Five daily goals might seem like a heavy lift in 2020. This year, some big picture dreams, like saving for a home or climbing the corporate ladder, might feel further afield. (But the good news is that small, actionable steps are the only way we actually achieve our big goals anyway.)
I start every day by jotting down these five things in my day planner. In aggregate, it may feel like a lot. But each of these can be broken down to their smallest selves and still have impact. Checking them off throughout the day gives a major sense of accomplishment during an otherwise really distracting year.
And science shows that is not just for us list lovers. Dopamine is released every time we check something off of a list, reinforcing our mind’s willingness to do that task again, and helping cement the habit. I’m also loving planners from female-founded small businesses, The Daily Page and Silk and Sonder, both of which have habit tracking built right into your other scheduling needs.
Short, daily meditation is the cornerstone of my 2020 wellness. The optimal amount of meditation time is up for debate. But, some meditation studies show that consistent, smaller sessions produce better results than a larger block of time.
This news is comforting, because most days all I can manage is a short 5-10 minute stretch of quiet and focus. Apps like Headspace are well known for their excellent variety of meditations. I’ve also been turning to the free app Insight Timer and it’s been fun to explore the more informal and wide varieties of global takes on music, messages, and meditation.
There is a reason this doesn’t say “work out.” Staring at a “to-do” that used to represent beloved classes, some much-needed gym time, or a long run just isn’t a motivator for me right now. It feels much more achievable to commit to move, every day, even for just a little bit.
Some days this takes the form of stretching while I’m on a conference call. Others it means going on a walk while I listen to an industry webinar. And on my best days, I’m setting up shop with my home gym and exploring new favorite at-home workouts.
3. Vitamins and supplements
Vitamins and supplements are a super personal choice, and should be tailored to our particular health or wellness considerations. I have a little line up of collagen, a multi-vitamin, and a few other supplements that after a lot of trial and error, I’ve found work for my daily routine.
Making this a daily goal feels like an easy win because it’s baked into a series of other things I’m always sure to do in the morning, like grabbing coffee and making my bed. It also reminds me that in small steps, I’m working toward larger wellness goals, and it encourages me to be sure I’m fueling up my body as effectively as possible the rest of the day.
4. Money management
Reviewing my checking account every day is a financial behavioral change that has yielded big results for me. I can easily lapse into being an “avoider” on my financial wellness, especially when things feel uncertain. Being home more means I’ve had fewer excuses around tending to personal admin.
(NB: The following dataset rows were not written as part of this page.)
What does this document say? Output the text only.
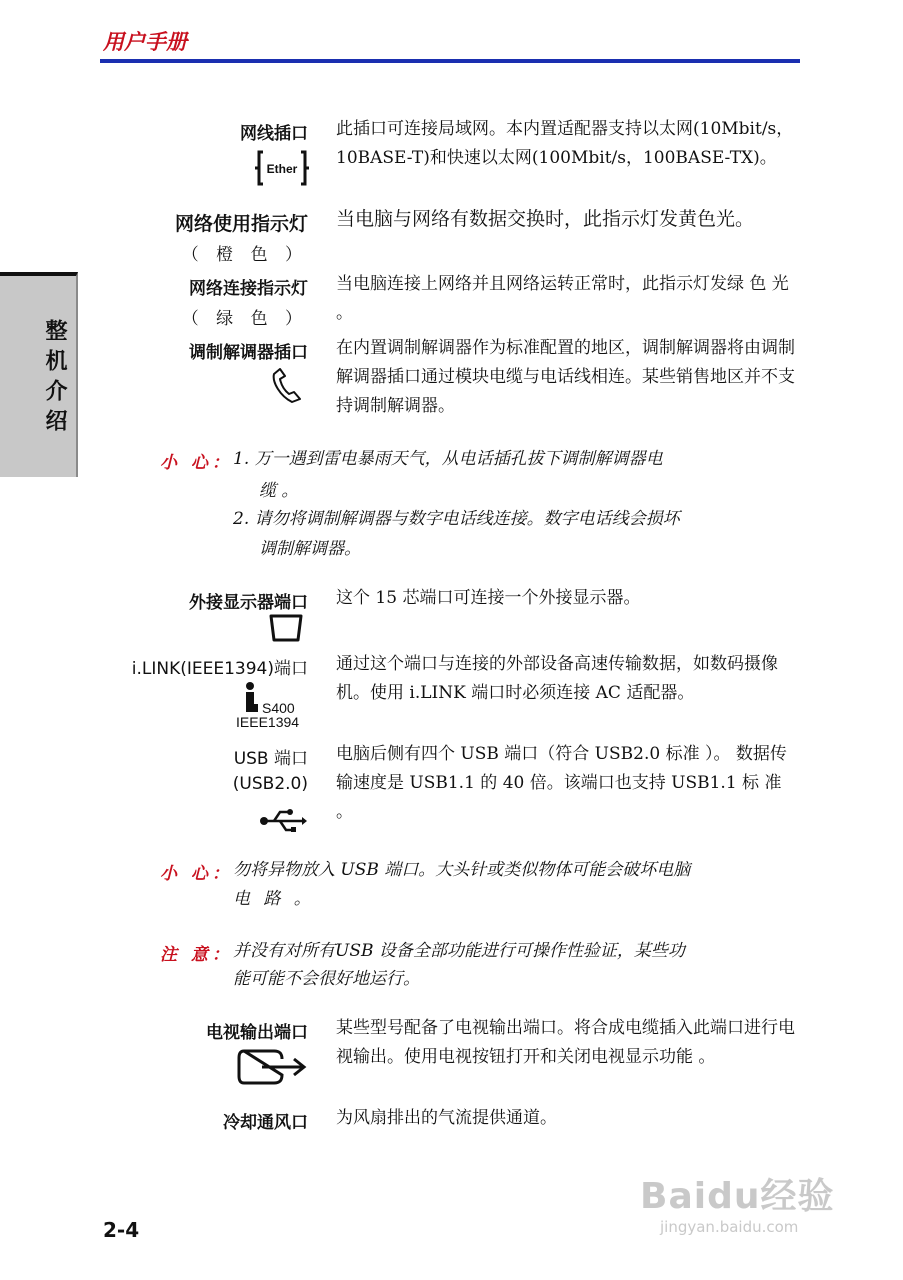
用户手册
整机介绍
网线插口
Ether
此插口可连接局域网。本内置适配器支持以太网(10Mbit/s，10BASE-T)和快速以太网(100Mbit/s，100BASE-TX)。
网络使用指示灯
（ 橙 色 ）
当电脑与网络有数据交换时，此指示灯发黄色光。
网络连接指示灯
（ 绿 色 ）
当电脑连接上网络并且网络运转正常时，此指示灯发绿 色 光 。
调制解调器插口 在内置调制解调器作为标准配置的地区，调制解调器将由调制解调器插口通过模块电缆与电话线相连。某些销售地区并不支持调制解调器。
小 心： 1. 万一遇到雷电暴雨天气，从电话插孔拔下调制解调器电
缆 。
2. 请勿将调制解调器与数字电话线连接。数字电话线会损坏
调制解调器。
外接显示器端口 这个 15 芯端口可连接一个外接显示器。
i.LINK(IEEE1394)端口
S400
IEEE1394
通过这个端口与连接的外部设备高速传输数据，如数码摄像机。使用 i.LINK 端口时必须连接 AC 适配器。
USB 端口
(USB2.0)
电脑后侧有四个 USB 端口（符合 USB2.0 标准 ）。 数据传输速度是 USB1.1 的 40 倍。该端口也支持 USB1.1 标 准 。
小 心： 勿将异物放入 USB 端口。大头针或类似物体可能会破坏电脑
电 路 。
注 意： 并没有对所有USB 设备全部功能进行可操作性验证，某些功
能可能不会很好地运行。
电视输出端口 某些型号配备了电视输出端口。将合成电缆插入此端口进行电视输出。使用电视按钮打开和关闭电视显示功能 。
冷却通风口 为风扇排出的气流提供通道。
2-4
Baidu经验
jingyan.baidu.com
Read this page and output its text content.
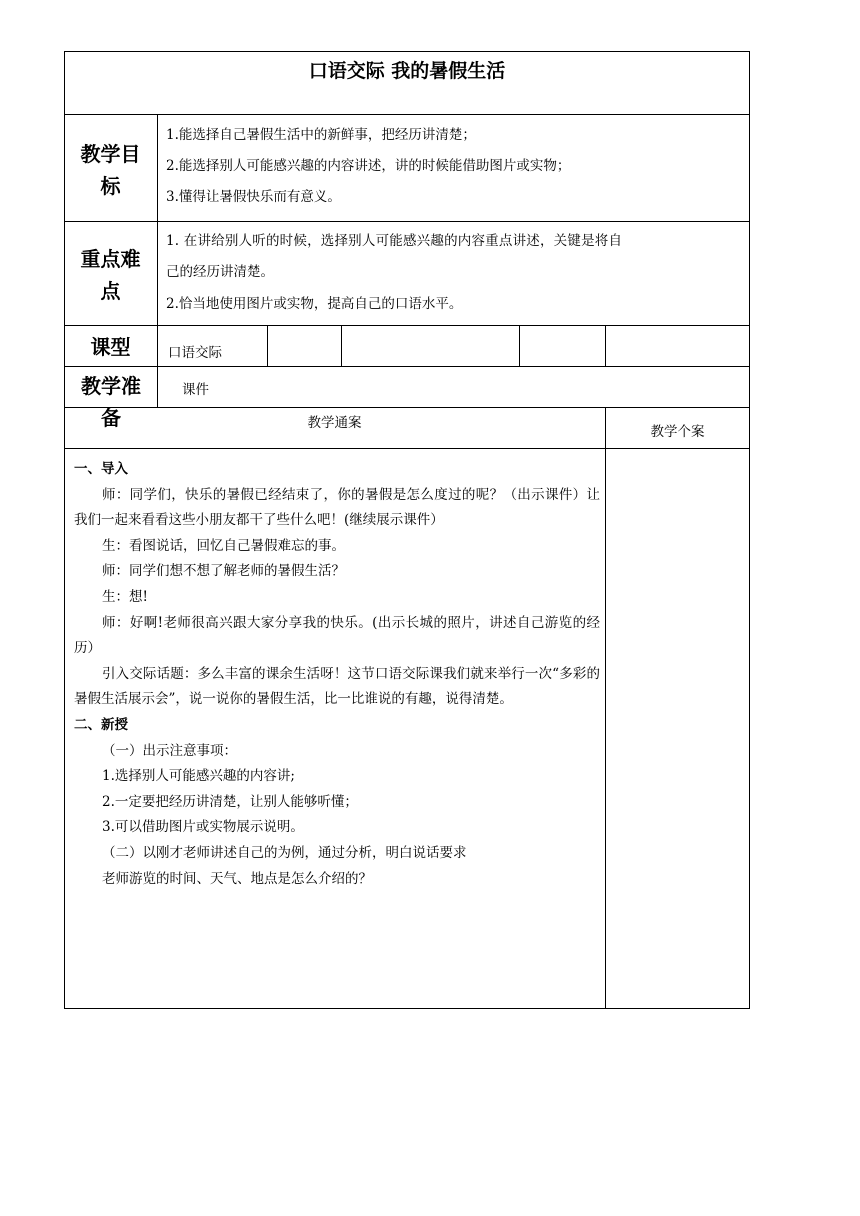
口语交际 我的暑假生活
教学目标
1.能选择自己暑假生活中的新鲜事，把经历讲清楚；
2.能选择别人可能感兴趣的内容讲述，讲的时候能借助图片或实物；
3.懂得让暑假快乐而有意义。
重点难点
1. 在讲给别人听的时候，选择别人可能感兴趣的内容重点讲述，关键是将自
己的经历讲清楚。
2.恰当地使用图片或实物，提高自己的口语水平。
课型	口语交际
教学准备
课件
教学通案
教学个案

一、导入

师：同学们，快乐的暑假已经结束了，你的暑假是怎么度过的呢？（出示课件）让我们一起来看看这些小朋友都干了些什么吧！(继续展示课件）

生：看图说话，回忆自己暑假难忘的事。

师：同学们想不想了解老师的暑假生活？

生：想!

师：好啊!老师很高兴跟大家分享我的快乐。(出示长城的照片，讲述自己游览的经历）

引入交际话题：多么丰富的课余生活呀！这节口语交际课我们就来举行一次“多彩的暑假生活展示会”，说一说你的暑假生活，比一比谁说的有趣，说得清楚。

二、新授

（一）出示注意事项：

1.选择别人可能感兴趣的内容讲;

2.一定要把经历讲清楚，让别人能够听懂；

3.可以借助图片或实物展示说明。

（二）以刚才老师讲述自己的为例，通过分析，明白说话要求

老师游览的时间、天气、地点是怎么介绍的？
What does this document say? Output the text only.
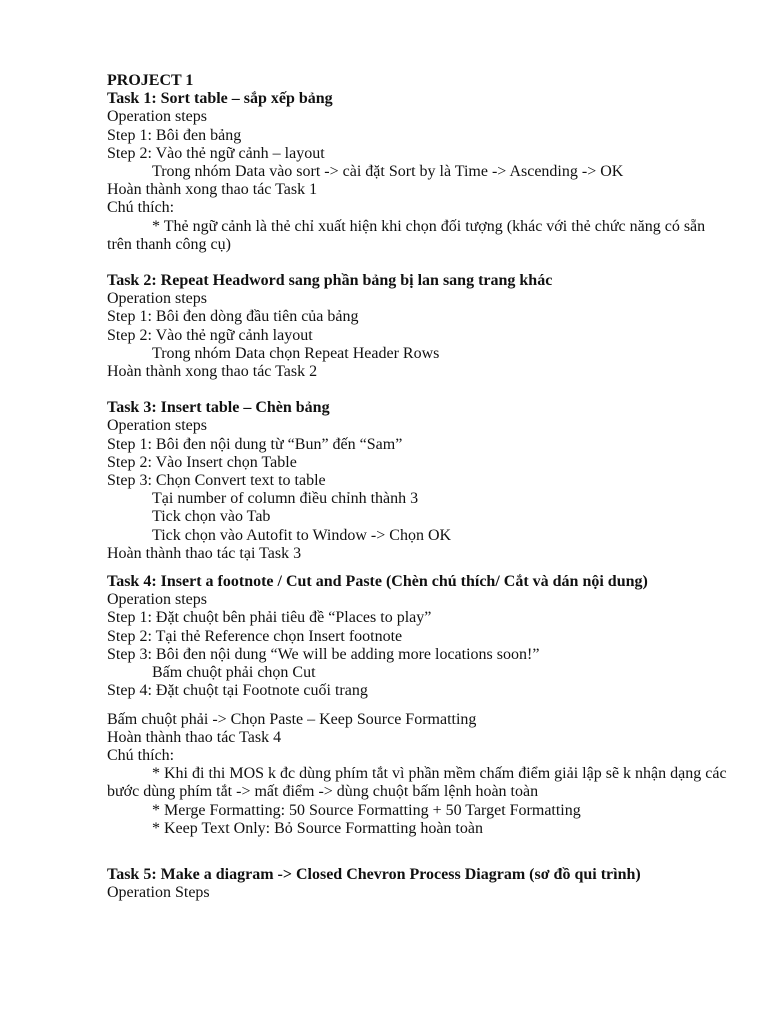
PROJECT 1
Task 1: Sort table – sắp xếp bảng
Operation steps
Step 1: Bôi đen bảng
Step 2: Vào thẻ ngữ cảnh – layout
Trong nhóm Data vào sort -> cài đặt Sort by là Time -> Ascending -> OK
Hoàn thành xong thao tác Task 1
Chú thích:
* Thẻ ngữ cảnh là thẻ chỉ xuất hiện khi chọn đối tượng (khác với thẻ chức năng có sẵn trên thanh công cụ)
Task 2: Repeat Headword sang phần bảng bị lan sang trang khác
Operation steps
Step 1: Bôi đen dòng đầu tiên của bảng
Step 2: Vào thẻ ngữ cảnh layout
Trong nhóm Data chọn Repeat Header Rows
Hoàn thành xong thao tác Task 2
Task 3: Insert table – Chèn bảng
Operation steps
Step 1: Bôi đen nội dung từ “Bun” đến “Sam”
Step 2: Vào Insert chọn Table
Step 3: Chọn Convert text to table
Tại number of column điều chỉnh thành 3
Tick chọn vào Tab
Tick chọn vào Autofit to Window -> Chọn OK
Hoàn thành thao tác tại Task 3
Task 4: Insert a footnote / Cut and Paste (Chèn chú thích/ Cắt và dán nội dung)
Operation steps
Step 1: Đặt chuột bên phải tiêu đề “Places to play”
Step 2: Tại thẻ Reference chọn Insert footnote
Step 3: Bôi đen nội dung “We will be adding more locations soon!”
Bấm chuột phải chọn Cut
Step 4: Đặt chuột tại Footnote cuối trang
Bấm chuột phải -> Chọn Paste – Keep Source Formatting
Hoàn thành thao tác Task 4
Chú thích:
* Khi đi thi MOS k đc dùng phím tắt vì phần mềm chấm điểm giải lập sẽ k nhận dạng các bước dùng phím tắt -> mất điểm -> dùng chuột bấm lệnh hoàn toàn
* Merge Formatting: 50 Source Formatting + 50 Target Formatting
* Keep Text Only: Bỏ Source Formatting hoàn toàn
Task 5: Make a diagram -> Closed Chevron Process Diagram (sơ đồ qui trình)
Operation Steps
Truly understanding your holistic financial picture, even when you’re in the middle of tough times, is a key piece of money management.
I have gotten this down to a five-minute review, either first thing in the morning before I start my work day or just as I’m wrapping up at night. It literally takes me just moments to kick open my banking app and scan for any unexpected charges, update a bill pay, or send a few dollars to savings. Some apps like YNAB even make a daily check in explicit as part of managing your budget, highlighting that it’s a key cornerstone to achieving bigger financial goals.
My fellow introverts are probably cringing hard now. Networking in the best of times can feel like a heavy lift, so doing it daily might feel impossible. But I’m finding that again, taking the very smallest molecule of this task and giving myself wide room for how to interpret it feels like a success. My goal here is that relationships don’t languish while we’re all socially distant and to stay in touch with key contacts, especially if the economy and job security feels less stable.
I’m also taking advantage of our virtual-first world. It makes it easier to cold pitch an introduction on LinkedIn, or join webinars and follow up with notes to the host. On my most energized days, I try to think of two people in my network who might not know each other, and introduce them over an article or piece of content I found interesting that they may both enjoy.